Gabriel Niforatos | Monday, January 29, 2018
Spending winter break in New Mexico, you notice things. Of course there is the characteristic smell right when you step off the plane, tired from the three-hour flight and mentally exhausted from studying for the finals push you just went through. It’s a blend of chile pepper, fresh air, juniper firewood and the teasing of rain that every New Mexican knows will never come.
You notice an entire winter without snow, or any precipitation of any kind for that matter. Dec. 24th sees everyone in t-shirts and jeans bustling their way back and forth for last-minute Christmas shopping.
You notice the mountains and the sprawling Albuquerque city lights beneath them at nighttime, and you wonder what is going on at every instant at each flickering pinprick, the light that is from a house, a streetlight, a skyscraper maybe.
You notice things when you are in New Mexico. But underneath the wild, beautiful, untamed sights, smells and character that define the essence of New Mexico, you can’t help but notice the profound poverty and contrast that so many of the people here live in.
Last year, the Albuquerque Journal posted a truly disheartening statistic that stated that New Mexico has the highest rate of child poverty in the nation. In 2012, the Huffington Post found that New Mexico was the poorest state, and although things have gotten better, the state remains at that level. Beneath the beauty of mountains and city lights, there is a story.
Photography is a passion of mine and I find myself perennially searching for sights and contrasts to capture with my camera.
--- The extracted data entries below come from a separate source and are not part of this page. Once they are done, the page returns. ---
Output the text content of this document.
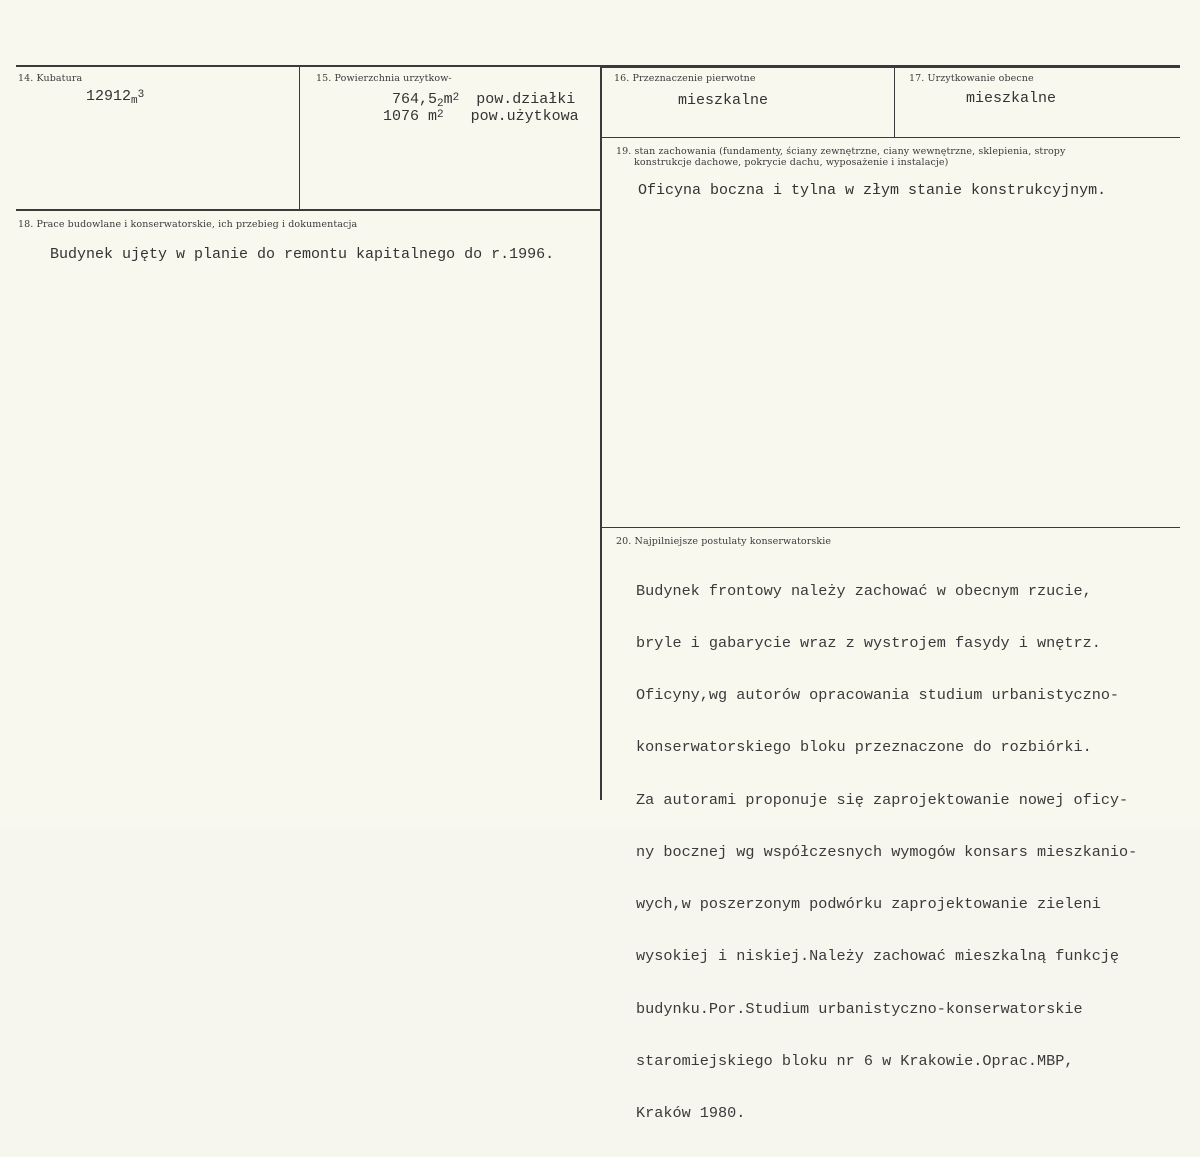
14. Kubatura
$12912_m^3$
15. Powierzchnia urzytkow-
$764,5_2m^2$ pow.działki
1076 $m^2$ pow.użytkowa
16. Przeznaczenie pierwotne
mieszkalne
17. Urzytkowanie obecne
mieszkalne
18. Prace budowlane i konserwatorskie, ich przebieg i dokumentacja
Budynek ujęty w planie do remontu kapitalnego do r.1996.
19. stan zachowania (fundamenty, ściany zewnętrzne, ciany wewnętrzne, sklepienia, stropy
konstrukcje dachowe, pokrycie dachu, wyposażenie i instalacje)
Oficyna boczna i tylna w złym stanie konstrukcyjnym.
20. Najpilniejsze postulaty konserwatorskie

Budynek frontowy należy zachować w obecnym rzucie,

bryle i gabarycie wraz z wystrojem fasydy i wnętrz.

Oficyny,wg autorów opracowania studium urbanistyczno-

konserwatorskiego bloku przeznaczone do rozbiórki.

Za autorami proponuje się zaprojektowanie nowej oficy-

ny bocznej wg współczesnych wymogów konsars mieszkanio-

wych,w poszerzonym podwórku zaprojektowanie zieleni

wysokiej i niskiej.Należy zachować mieszkalną funkcję

budynku.Por.Studium urbanistyczno-konserwatorskie

staromiejskiego bloku nr 6 w Krakowie.Oprac.MBP,

Kraków 1980.
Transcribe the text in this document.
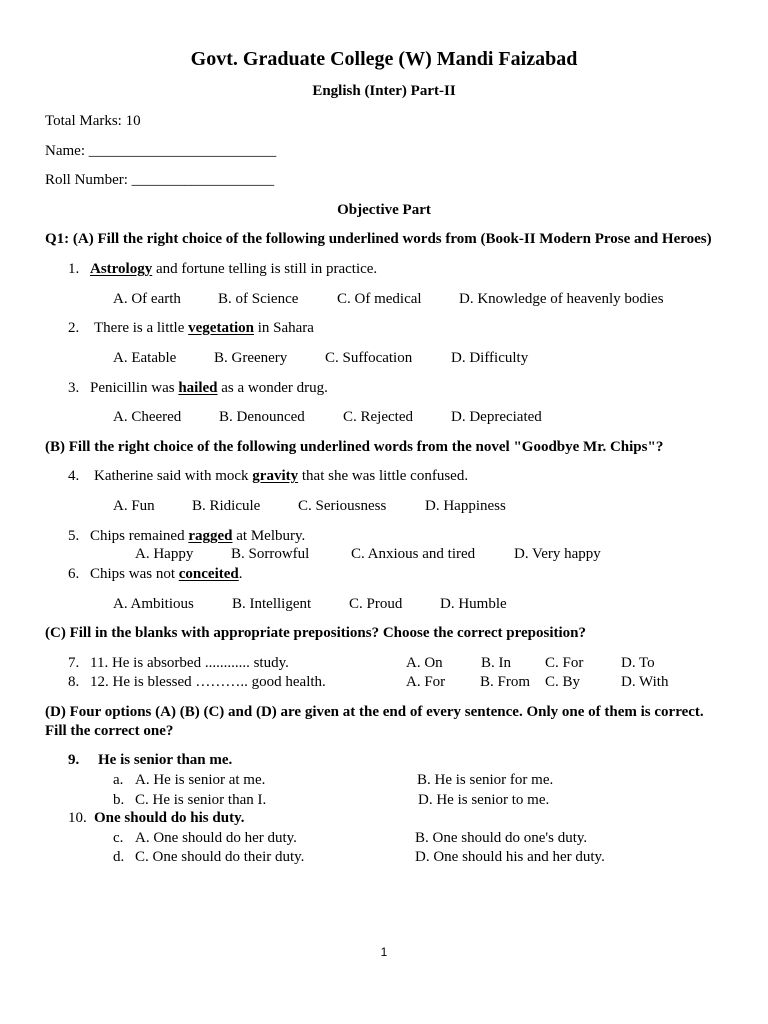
Govt. Graduate College (W) Mandi Faizabad
English (Inter) Part-II
Total Marks: 10
Name: _________________________
Roll Number: ___________________
Objective Part
Q1: (A) Fill the right choice of the following underlined words from (Book-II Modern Prose and Heroes)
1. Astrology and fortune telling is still in practice.
A. Of earth B. of Science	C. Of medical D. Knowledge of heavenly bodies
2. There is a little vegetation in Sahara
A. Eatable	B. Greenery	C. Suffocation	D. Difficulty
3. Penicillin was hailed as a wonder drug.
A. Cheered	B. Denounced	C. Rejected	D. Depreciated
(B) Fill the right choice of the following underlined words from the novel "Goodbye Mr. Chips"?
4. Katherine said with mock gravity that she was little confused.
A. Fun B. Ridicule	C. Seriousness	D. Happiness
5. Chips remained ragged at Melbury.
A. Happy	B. Sorrowful	C. Anxious and tired	D. Very happy
6. Chips was not conceited.
A. Ambitious	B. Intelligent	C. Proud	D. Humble
(C) Fill in the blanks with appropriate prepositions? Choose the correct preposition?
7. 11. He is absorbed ............ study.	A. On	B. In C. For	D. To
8. 12. He is blessed ……….. good health.	A. For B. From C. By	D. With
(D) Four options (A) (B) (C) and (D) are given at the end of every sentence. Only one of them is correct.
Fill the correct one?
9. He is senior than me.
a. A. He is senior at me.	B. He is senior for me.
b. C. He is senior than I.	D. He is senior to me.
10. One should do his duty.
c. A. One should do her duty.	B. One should do one's duty.
d. C. One should do their duty.	D. One should his and her duty.
1
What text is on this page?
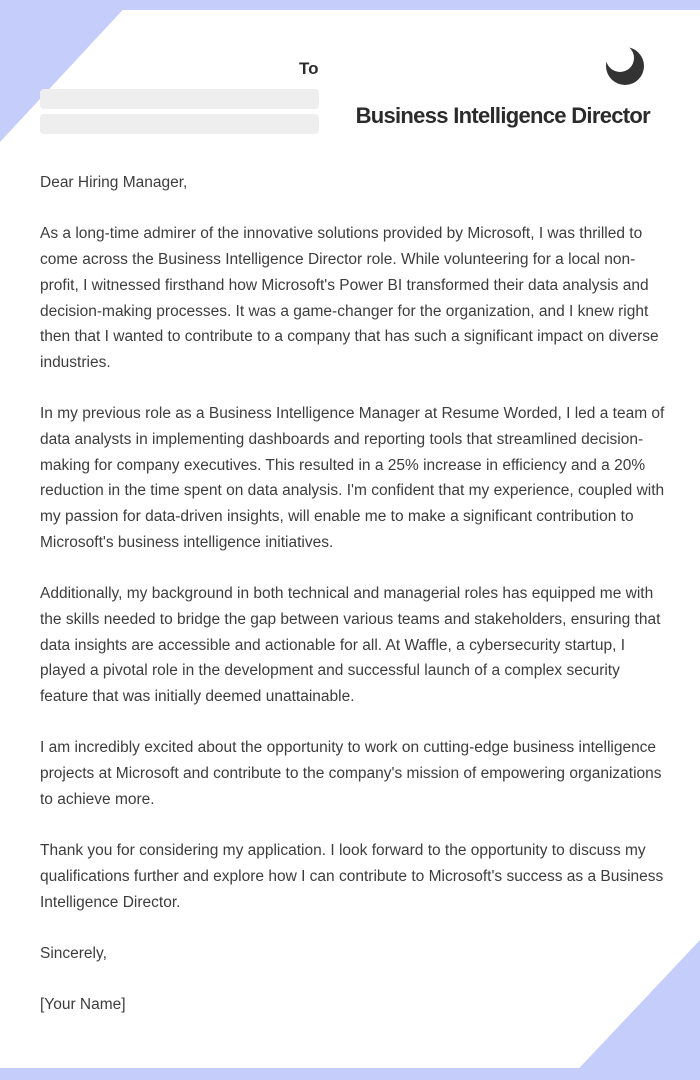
To
Business Intelligence Director

Dear Hiring Manager,

As a long-time admirer of the innovative solutions provided by Microsoft, I was thrilled to come across the Business Intelligence Director role. While volunteering for a local non-profit, I witnessed firsthand how Microsoft's Power BI transformed their data analysis and decision-making processes. It was a game-changer for the organization, and I knew right then that I wanted to contribute to a company that has such a significant impact on diverse industries.

In my previous role as a Business Intelligence Manager at Resume Worded, I led a team of data analysts in implementing dashboards and reporting tools that streamlined decision-making for company executives. This resulted in a 25% increase in efficiency and a 20% reduction in the time spent on data analysis. I'm confident that my experience, coupled with my passion for data-driven insights, will enable me to make a significant contribution to Microsoft's business intelligence initiatives.

Additionally, my background in both technical and managerial roles has equipped me with the skills needed to bridge the gap between various teams and stakeholders, ensuring that data insights are accessible and actionable for all. At Waffle, a cybersecurity startup, I played a pivotal role in the development and successful launch of a complex security feature that was initially deemed unattainable.

I am incredibly excited about the opportunity to work on cutting-edge business intelligence projects at Microsoft and contribute to the company's mission of empowering organizations to achieve more.

Thank you for considering my application. I look forward to the opportunity to discuss my qualifications further and explore how I can contribute to Microsoft's success as a Business Intelligence Director.

Sincerely,

[Your Name]
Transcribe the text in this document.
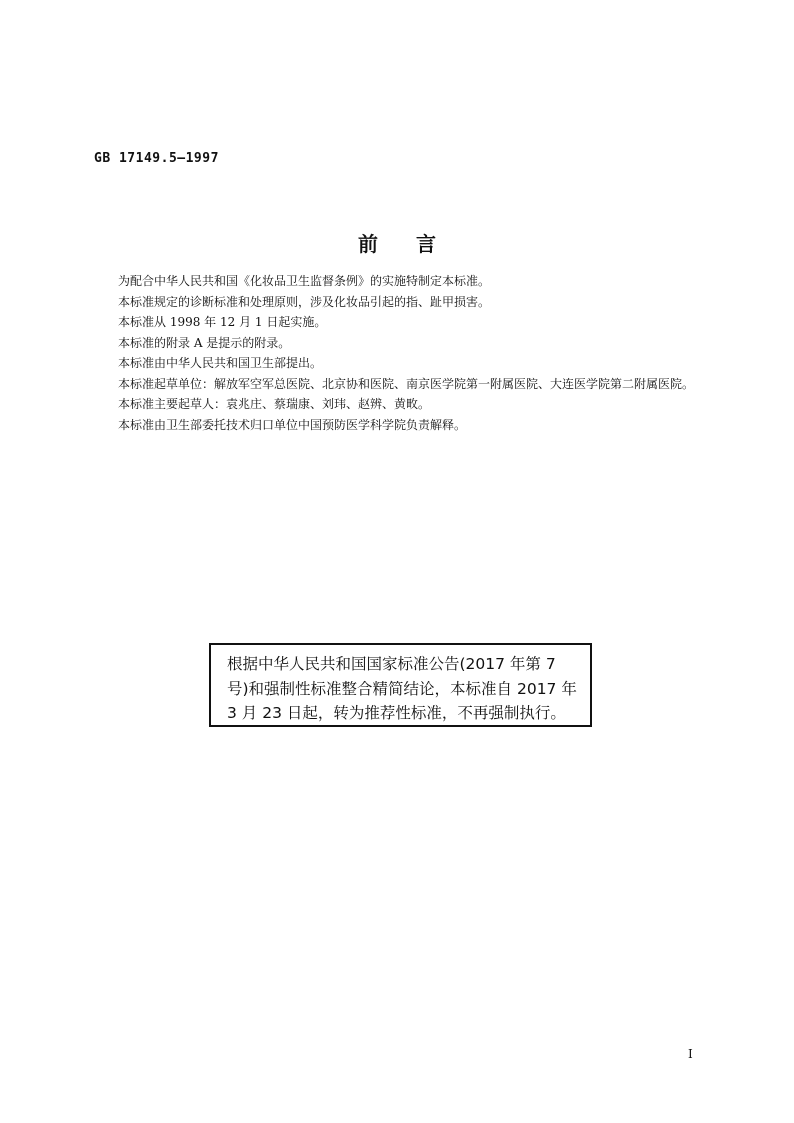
GB 17149.5—1997
前言

为配合中华人民共和国《化妆品卫生监督条例》的实施特制定本标准。

本标准规定的诊断标准和处理原则，涉及化妆品引起的指、趾甲损害。

本标准从 1998 年 12 月 1 日起实施。

本标准的附录 A 是提示的附录。

本标准由中华人民共和国卫生部提出。

本标准起草单位：解放军空军总医院、北京协和医院、南京医学院第一附属医院、大连医学院第二附属医院。

本标准主要起草人：袁兆庄、蔡瑞康、刘玮、赵辨、黄畋。

本标准由卫生部委托技术归口单位中国预防医学科学院负责解释。

根据中华人民共和国国家标准公告(2017 年第 7 号)和强制性标准整合精简结论，本标准自 2017 年 3 月 23 日起，转为推荐性标准，不再强制执行。
I
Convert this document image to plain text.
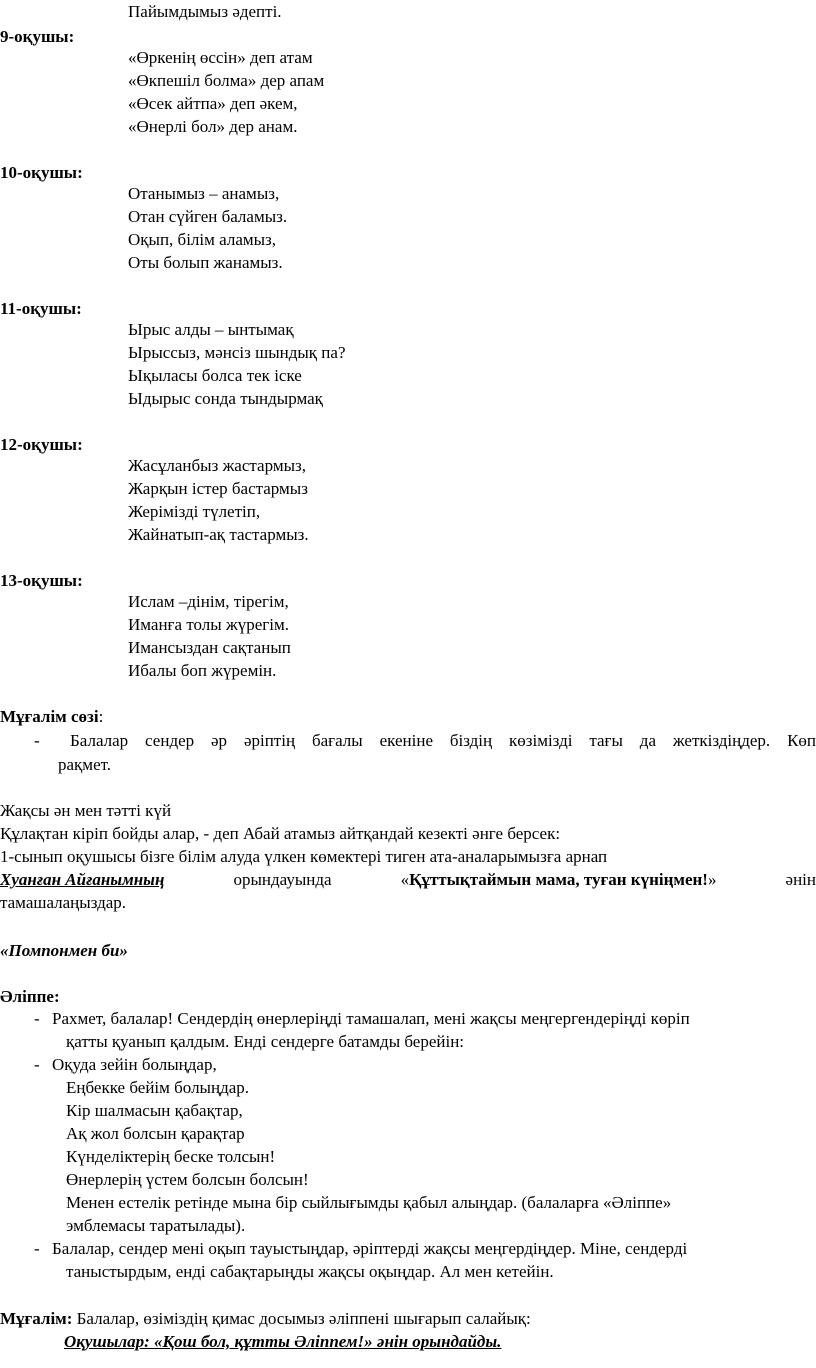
Пайымдымыз әдепті.
9-оқушы:
«Өркенің өссін» деп атам
«Өкпешіл болма» дер апам
«Өсек айтпа» деп әкем,
«Өнерлі бол» дер анам.
10-оқушы:
Отанымыз – анамыз,
Отан сүйген баламыз.
Оқып, білім аламыз,
Оты болып жанамыз.
11-оқушы:
Ырыс алды – ынтымақ
Ырыссыз, мәнсіз шындық па?
Ықыласы болса тек іске
Ыдырыс сонда тындырмақ
12-оқушы:
Жасұланбыз жастармыз,
Жарқын істер бастармыз
Жерімізді түлетіп,
Жайнатып-ақ тастармыз.
13-оқушы:
Ислам –дінім, тірегім,
Иманға толы жүрегім.
Имансыздан сақтанып
Ибалы боп жүремін.
Мұғалім сөзі:
- Балалар сендер әр әріптің бағалы екеніне біздің көзімізді тағы да жеткіздіңдер. Көп
рақмет.
Жақсы ән мен тәтті күй
Құлақтан кіріп бойды алар, - деп Абай атамыз айтқандай кезекті әнге берсек:
1-сынып оқушысы бізге білім алуда үлкен көмектері тиген ата-аналарымызға арнап
Хуанған Айғанымның	орындауында	«Құттықтаймын мама, туған күніңмен!»	әнін
тамашалаңыздар.
«Помпонмен би»
Әліппе:
- Рахмет, балалар! Сендердің өнерлеріңді тамашалап, мені жақсы меңгергендеріңді көріп
қатты қуанып қалдым. Енді сендерге батамды берейін:
- Оқуда зейін болыңдар,
Еңбекке бейім болыңдар.
Кір шалмасын қабақтар,
Ақ жол болсын қарақтар
Күнделіктерің беске толсын!
Өнерлерің үстем болсын болсын!
Менен естелік ретінде мына бір сыйлығымды қабыл алыңдар. (балаларға «Әліппе»
эмблемасы таратылады).
- Балалар, сендер мені оқып тауыстыңдар, әріптерді жақсы меңгердіңдер. Міне, сендерді
таныстырдым, енді сабақтарыңды жақсы оқыңдар. Ал мен кетейін.
Мұғалім: Балалар, өзіміздің қимас досымыз әліппені шығарып салайық:
Оқушылар: «Қош бол, құтты Әліппем!» әнін орындайды.
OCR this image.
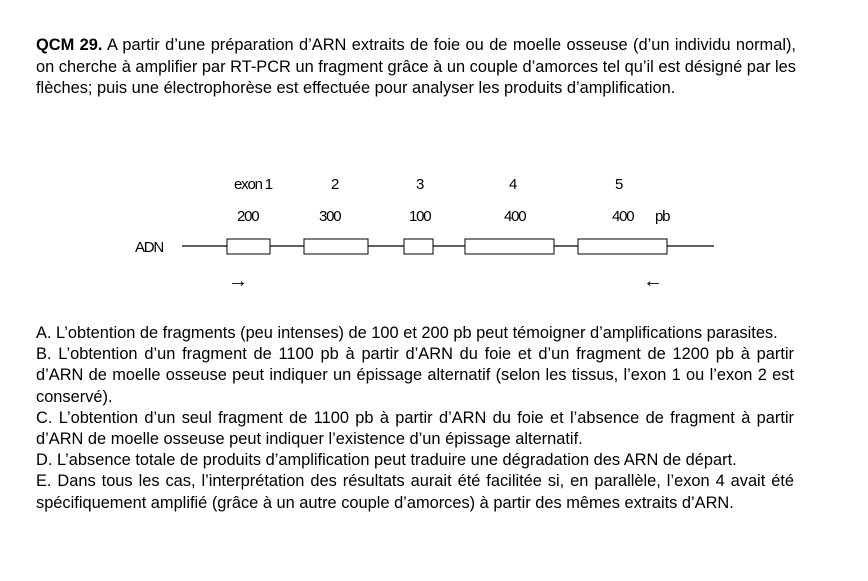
QCM 29. A partir d’une préparation d’ARN extraits de foie ou de moelle osseuse (d’un individu normal), on cherche à amplifier par RT-PCR un fragment grâce à un couple d’amorces tel qu’il est désigné par les flèches; puis une électrophorèse est effectuée pour analyser les produits d’amplification.

exon 1	2	3	4	5
200	300	100	400	400 pb
ADN
→	←
A. L’obtention de fragments (peu intenses) de 100 et 200 pb peut témoigner d’amplifications parasites.
B. L’obtention d’un fragment de 1100 pb à partir d’ARN du foie et d’un fragment de 1200 pb à partir d’ARN de moelle osseuse peut indiquer un épissage alternatif (selon les tissus, l’exon 1 ou l’exon 2 est conservé).
C. L’obtention d’un seul fragment de 1100 pb à partir d’ARN du foie et l’absence de fragment à partir d’ARN de moelle osseuse peut indiquer l’existence d’un épissage alternatif.
D. L’absence totale de produits d’amplification peut traduire une dégradation des ARN de départ.
E. Dans tous les cas, l’interprétation des résultats aurait été facilitée si, en parallèle, l’exon 4 avait été spécifiquement amplifié (grâce à un autre couple d’amorces) à partir des mêmes extraits d’ARN.
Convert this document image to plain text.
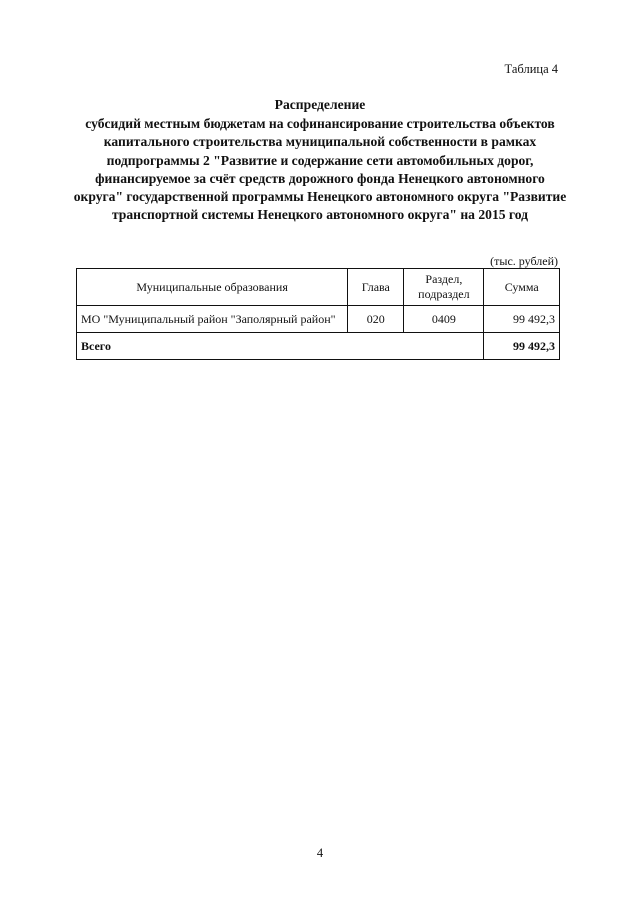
Таблица 4
Распределение
субсидий местным бюджетам на софинансирование строительства объектов капитального строительства муниципальной собственности в рамках подпрограммы 2 "Развитие и содержание сети автомобильных дорог, финансируемое за счёт средств дорожного фонда Ненецкого автономного округа" государственной программы Ненецкого автономного округа "Развитие транспортной системы Ненецкого автономного округа" на 2015 год
(тыс. рублей)
Муниципальные образования	Глава	Раздел, подраздел	Сумма
МО "Муниципальный район "Заполярный район"	020	0409	99 492,3
Всего			99 492,3
4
So far, I have found New Mexico to be the place for a particular kind of contrast that I have not seen elsewhere. It was a cold winter day in downtown Albuquerque with no snow, no matter the amount of threatening the sky showed. I looked out from the backseat car window, searching for shots I could take with my camera. That’s when I noticed an older African American man, sitting against a Walmart shopping cart piled high with probably every single possession he owned. Above him, a neon sign that read “The Freed Company” flickered. To this day, this image has haunted me.
This contrast between “beauty” and pain is one that can often be found if one looks hard enough. On one street that is a back way into downtown Albuquerque, this divergence becomes particularly apparent. There is a graffiti mural on a run-down building of the two hands of God and Adam from Michelangelo’s famous painting, The Creation of Adam. Farther along the road, there is a limousine rental place called Lucky Boyz Limo, where a group of homeless men always congregate.
Even further down, still along the same street, there is Albuquerque Healthcare for the Homeless and the New Mexican restaurant called Garcia’s, which is famous throughout the state for the best authentic New Mexican food. The fact that so many different aspects of culture, not simply that of New Mexico’s either, exist on the same street within five miles of each other, is testament to the paradoxes we face if we have the courage to see.
But instead of just capturing these snapshots and saving them to “memories” for reflection, what can we do about addressing these kinds of contrasts and bridging the gap between surface and what lies beneath, superficiality and poverty?
Fr. Greg Boyle, founder of Homeboy Industries, works in the Pico Aliso ghetto in East Los Angeles, one of the most dangerous ghettos in all of America. Homeboy Industries has been instrumental in helping gang members leave the brutal life of gangs and learn skills so that they can lead healthy, joyful lives away from the ghetto. His kind of model effectively involves bridging the gap and attempts to rectify it.
I think instituting a program like this at Notre Dame, which is, in many ways, an “island” in the midst of the surrounding poverty, would be truly incredible. Notre Dame has several programs that seek to aid the poor, but forming one on this scale, where students, the next leaders, senators and changemakers, have an integral role in the process, would completely transform the community where our school is located.
Living in New Mexico, you find yourself “awake” to a variety of contrasts and snapshots. But the situation is hardly unique to New Mexico. The point is not to be on the lookout for poverty to turn it into art. The point is to be awake to the story and struggle beneath every facade.
When we pass each other on South Quad once we return to school, remember the story that exists behind the faces we see every day. One of my friends who was an exchange student at Notre Dame pointed out to me that our school is a “bubble,” both in terms of socioeconomic status and ideology. I think it can be hard to realize the poverty and struggle that exists just outside our beloved campus when we are racing to Hayes-Healey Hall or grabbing coffee at ABP.
Looking ahead to 2018, with the context of a politically, racially and prejudicially charged 2017 behind us, I think this quote from Fr. Greg Boyle’s book,“Tattoos on the Heart” is especially important. “Close both eyes; see with the other one. Then, we are no longer saddled by the burden of our persistent judgments, our ceaseless withholding, our constant exclusion. Our sphere has widened, and we find ourselves, quite unexpectedly, in a new, expansive location, in a place of endless acceptance and infinite love.”
The views expressed in this column are those of the author and not necessarily those of The Observer.